To test just how unreliable automated scoring systems can be, Perelman and a small group of MIT and Harvard graduate students four years ago generated an essay of gibberish that included obscure words and complex sentences and ran it through a computerized scoring system used for a graduate school admission exam. The nonsensical essay achieved a high score — on the first try.
"We thought it would catch us the first time and it would take some reiteration," he said. "It just shows how rudimentary the system is. It counts the most basic things. Computers are not aware of meaning."
In another study, Perelman tested the accuracy of an automated grammar check with a famous speech by Noam Chomsky, "The Responsibility of Intellectuals." It erroneously identified several grammatical errors.
Across the nation, interest in automated scoring has grown as states have been moving their testing systems from paper booklets to the Internet, opening the possibility to expand computerized scoring beyond multiple choice questions.
Few states, though, have adopted the technology, according to testing experts, as the practice remains highly controversial.
Earlier this year, Ohio education officials faced a public backlash after they revealed they had quietly implemented automated scoring for student writing on standardized tests. The issue came to light after several districts spotted irregularities in the results, according to media reports.
Fully aware of the skepticism surrounding the technology, Utah treaded carefully when it adopted automated scoring as part of a new standardized testing system during the 2014-15 school year, using hand scorers to verify the results for the first two years.
"Overall, I've been impressed with how closely our automatic scoring matches up with teacher scoring," said Cydnee Carter, Utah's assessment development coordinator, noting that about 20 percent of the essays continue to be reviewed by people.
Utah has instituted other measures to ensure quality control. For example, the computer program, which uses a confidence index for its scores, will flag any student who receives a high score in reading but a low score in writing.
Teachers also can file a grievance with the state if students receive a lower mark than they typically earn in class. Carter said in most cases the automated score holds up under review.
There have been some glitches, however, she said. Officials had to readjust the program to spot gibberish as well as students who were quoting too heavily from reading passages they were writing about, both of which were artificially inflating scores.
Some students also were attempting to game the computer program by writing one spectacular paragraph and then repeating it over and over again.
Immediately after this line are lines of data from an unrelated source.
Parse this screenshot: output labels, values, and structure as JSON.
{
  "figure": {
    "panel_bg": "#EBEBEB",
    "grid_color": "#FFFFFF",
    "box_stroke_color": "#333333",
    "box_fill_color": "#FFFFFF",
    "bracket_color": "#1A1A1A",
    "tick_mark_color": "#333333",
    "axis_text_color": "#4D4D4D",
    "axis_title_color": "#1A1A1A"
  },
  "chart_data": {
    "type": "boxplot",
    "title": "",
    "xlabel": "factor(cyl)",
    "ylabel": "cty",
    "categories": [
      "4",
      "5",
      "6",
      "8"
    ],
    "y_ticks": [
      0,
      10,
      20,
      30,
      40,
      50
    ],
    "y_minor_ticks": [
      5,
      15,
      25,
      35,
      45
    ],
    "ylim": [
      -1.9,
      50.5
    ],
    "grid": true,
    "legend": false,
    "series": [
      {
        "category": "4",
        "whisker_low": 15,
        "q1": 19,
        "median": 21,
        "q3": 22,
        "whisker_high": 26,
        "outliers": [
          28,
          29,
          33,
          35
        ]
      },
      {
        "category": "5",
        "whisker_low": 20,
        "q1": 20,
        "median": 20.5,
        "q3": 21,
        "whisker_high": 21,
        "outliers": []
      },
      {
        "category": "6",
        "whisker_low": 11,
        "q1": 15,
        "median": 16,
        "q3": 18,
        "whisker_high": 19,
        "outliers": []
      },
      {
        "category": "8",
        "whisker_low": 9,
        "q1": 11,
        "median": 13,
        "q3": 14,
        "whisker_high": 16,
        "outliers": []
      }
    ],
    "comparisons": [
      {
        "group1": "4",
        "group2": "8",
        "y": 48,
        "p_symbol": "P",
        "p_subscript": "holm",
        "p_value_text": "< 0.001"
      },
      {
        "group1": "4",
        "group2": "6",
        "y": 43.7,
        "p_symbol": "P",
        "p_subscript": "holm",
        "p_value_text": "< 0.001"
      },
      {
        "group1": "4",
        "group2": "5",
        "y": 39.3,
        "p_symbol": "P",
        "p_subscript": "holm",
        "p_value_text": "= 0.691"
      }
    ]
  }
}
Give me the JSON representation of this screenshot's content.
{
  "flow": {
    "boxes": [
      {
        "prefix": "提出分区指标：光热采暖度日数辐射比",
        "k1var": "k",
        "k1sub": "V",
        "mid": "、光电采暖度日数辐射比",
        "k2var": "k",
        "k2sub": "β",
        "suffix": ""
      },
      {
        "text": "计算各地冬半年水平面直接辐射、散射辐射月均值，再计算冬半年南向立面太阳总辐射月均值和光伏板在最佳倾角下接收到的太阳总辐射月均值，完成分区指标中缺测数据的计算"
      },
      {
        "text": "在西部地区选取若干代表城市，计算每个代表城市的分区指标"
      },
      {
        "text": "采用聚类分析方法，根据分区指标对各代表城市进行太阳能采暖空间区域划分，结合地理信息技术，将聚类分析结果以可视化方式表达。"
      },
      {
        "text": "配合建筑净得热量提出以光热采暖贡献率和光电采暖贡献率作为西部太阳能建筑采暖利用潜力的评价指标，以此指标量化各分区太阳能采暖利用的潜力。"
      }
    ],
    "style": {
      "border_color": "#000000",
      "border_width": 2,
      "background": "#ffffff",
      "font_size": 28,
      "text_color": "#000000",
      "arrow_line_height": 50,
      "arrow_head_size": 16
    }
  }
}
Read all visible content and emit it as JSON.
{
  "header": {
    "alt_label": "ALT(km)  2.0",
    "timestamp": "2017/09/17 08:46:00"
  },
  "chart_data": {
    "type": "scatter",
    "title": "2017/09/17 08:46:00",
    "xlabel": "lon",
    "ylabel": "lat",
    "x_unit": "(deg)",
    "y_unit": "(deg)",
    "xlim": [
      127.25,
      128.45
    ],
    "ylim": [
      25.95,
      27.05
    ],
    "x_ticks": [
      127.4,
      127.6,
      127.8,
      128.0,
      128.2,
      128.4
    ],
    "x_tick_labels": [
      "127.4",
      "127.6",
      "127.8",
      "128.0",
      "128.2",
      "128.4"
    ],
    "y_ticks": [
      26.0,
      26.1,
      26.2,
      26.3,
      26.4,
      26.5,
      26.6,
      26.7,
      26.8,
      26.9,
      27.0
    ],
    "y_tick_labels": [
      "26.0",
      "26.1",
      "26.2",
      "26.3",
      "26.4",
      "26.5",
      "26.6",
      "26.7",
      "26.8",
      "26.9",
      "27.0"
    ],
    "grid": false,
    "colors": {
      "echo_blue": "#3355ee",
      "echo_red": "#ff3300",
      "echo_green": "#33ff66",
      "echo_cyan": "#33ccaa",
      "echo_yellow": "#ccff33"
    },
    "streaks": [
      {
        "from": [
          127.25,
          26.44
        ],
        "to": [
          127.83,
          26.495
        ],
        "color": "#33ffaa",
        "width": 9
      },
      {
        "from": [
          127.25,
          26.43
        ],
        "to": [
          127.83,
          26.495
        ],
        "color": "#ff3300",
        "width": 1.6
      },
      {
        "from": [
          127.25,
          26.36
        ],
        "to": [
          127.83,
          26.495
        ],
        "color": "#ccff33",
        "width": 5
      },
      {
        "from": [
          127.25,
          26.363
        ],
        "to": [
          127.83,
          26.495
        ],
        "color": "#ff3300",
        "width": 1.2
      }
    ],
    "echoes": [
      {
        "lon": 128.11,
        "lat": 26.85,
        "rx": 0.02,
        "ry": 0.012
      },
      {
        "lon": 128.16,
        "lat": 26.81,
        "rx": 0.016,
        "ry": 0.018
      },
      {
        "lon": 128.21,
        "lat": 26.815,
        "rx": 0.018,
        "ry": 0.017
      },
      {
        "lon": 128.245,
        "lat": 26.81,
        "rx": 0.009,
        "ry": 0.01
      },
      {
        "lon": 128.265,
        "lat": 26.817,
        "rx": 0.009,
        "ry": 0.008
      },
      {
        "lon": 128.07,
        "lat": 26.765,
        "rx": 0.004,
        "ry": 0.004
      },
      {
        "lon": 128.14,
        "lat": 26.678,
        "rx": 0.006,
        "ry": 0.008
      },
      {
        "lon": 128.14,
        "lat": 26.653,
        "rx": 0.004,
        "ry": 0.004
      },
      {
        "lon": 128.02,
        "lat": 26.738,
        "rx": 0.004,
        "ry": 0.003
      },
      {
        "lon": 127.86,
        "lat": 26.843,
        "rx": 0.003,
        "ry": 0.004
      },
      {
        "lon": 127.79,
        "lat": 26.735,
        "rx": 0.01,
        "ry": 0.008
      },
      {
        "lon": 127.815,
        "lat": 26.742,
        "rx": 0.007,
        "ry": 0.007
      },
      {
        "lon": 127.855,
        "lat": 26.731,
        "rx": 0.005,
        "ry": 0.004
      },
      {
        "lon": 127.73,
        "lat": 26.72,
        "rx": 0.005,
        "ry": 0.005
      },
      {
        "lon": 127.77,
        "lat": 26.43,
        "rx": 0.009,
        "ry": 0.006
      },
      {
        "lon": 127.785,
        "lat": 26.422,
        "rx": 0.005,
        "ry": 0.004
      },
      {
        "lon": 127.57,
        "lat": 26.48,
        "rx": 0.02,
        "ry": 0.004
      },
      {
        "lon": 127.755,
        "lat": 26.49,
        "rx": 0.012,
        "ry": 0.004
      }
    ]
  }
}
The computer program now picks up on that.
Transparency, she said, is key.
"Giving teachers and students an opportunity to understand how the essays are being scored ultimately helps students become skilled writers," Carter said. "We don't want students gaming the system and not show what they know."
Massachusetts officials have been toying with the idea of automated scoring of essays since at least 2016. A work group examining changes to the MCAS exams, which consisted of state administrators and local educators, was split on the idea and recommended sharing information with local school systems about it, according to a summary of their discussion.
If Massachusetts pursues automated scoring, state officials said they would likely tap human beings to spot-check the results.
"Personally I can't imagine going into any automation that doesn't have multiple levels of backup and quality control," said Jeff Wulfson, deputy education commissioner.